Cherie Howie is a reporter for the Herald on Sunday.

Cop calls for ban after fatal crash

Unlicensed drivers should not be allowed to own vehicles, says cop

Nazareth Taulagaua
Nazareth Taulagaua

A top police officer is calling for unlicensed drivers to be banned from buying vehicles after a horror motorcycle death last week.

Nazareth Joshua Taulagaua, 28, died a week ago when he smashed his motorcycle into a stone wall in the Auckland suburb of Mt Roskill.

His sister Pearl Andrew said his family would remember him as a humble and caring man who loved them, his job as a furniture mover - and the motorcycle he had owned less than a month.

He would be particularly missed by his five nieces and nephews.

"They were very spoilt by him. They're not doing too well, they're going to miss him terribly."

Taulagaua owned a powerful, 800cc Honda VFR 800F.

Road policing manager for Auckland, Inspector Gavin Macdonald, said speed was a factor but it was also significant Taulagaua did not have a motorcycle licence.

Macdonald said there needed to be a change in the law which let Taulagaua buy a motorcycle 140cc more powerful than he could buy on a learner or restricted licence.

"I suspect there'd be a lot of motorcycle riders who don't have a licence and I don't think you should be able to buy a vehicle, car or motorcycle, if you don't have a licence.

"It means that you don't have the necessary skills on the road. And it's not just about you, but your passengers and other road users.

"A vehicle is good for getting from A to B, but it's also a like a weapon."

Road safety campaigner Clive Matthew-Wilson, who runs the Dog and Lemon Guide for buying cars, said it was a "no-brainer".

"It's like handing people a gun without a firearms licence."

It was becoming a bigger issue because law changes had made licences harder to get and the poor were "bailing out of the system," Matthew-Wilson said.

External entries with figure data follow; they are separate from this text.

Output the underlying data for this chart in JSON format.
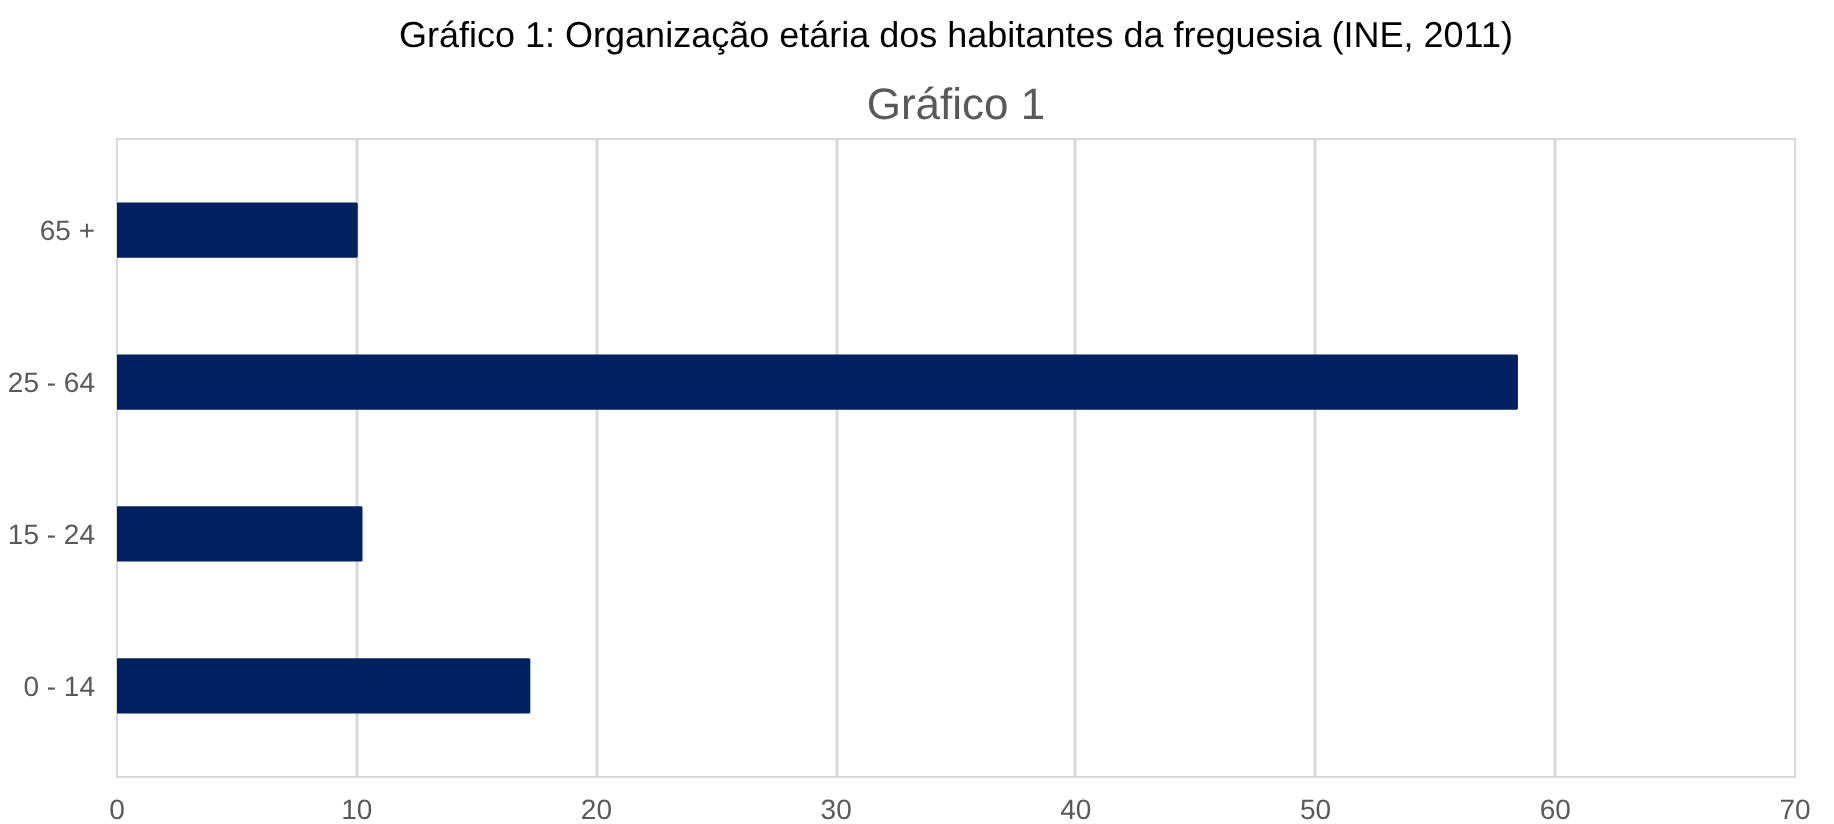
{
  "chart_data": {
    "type": "bar",
    "orientation": "horizontal",
    "title": "Gráfico 1",
    "annotations": [
      "Gráfico 1: Organização etária dos habitantes da freguesia (INE, 2011)"
    ],
    "categories": [
      "65 +",
      "25 - 64",
      "15 - 24",
      "0 - 14"
    ],
    "values": [
      10.0,
      58.4,
      10.2,
      17.2
    ],
    "color": "#002060",
    "xlim": [
      0,
      70
    ],
    "xticks": [
      0,
      10,
      20,
      30,
      40,
      50,
      60,
      70
    ],
    "grid": "x"
  }
}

Ministry of Transport spokesman Brenden Crocker said a law change had been considered.

"The main reason for not recommending legislative change has been because such a requirement could disadvantage people who want to own a car so as to maintain their mobility but may be unable to drive, for example, the elderly or infirm who may get someone else to drive for them.

"Arguably this situation is less applicable to motorcycle ownership, however it is the safety and competence of drivers and riders that is the paramount issue."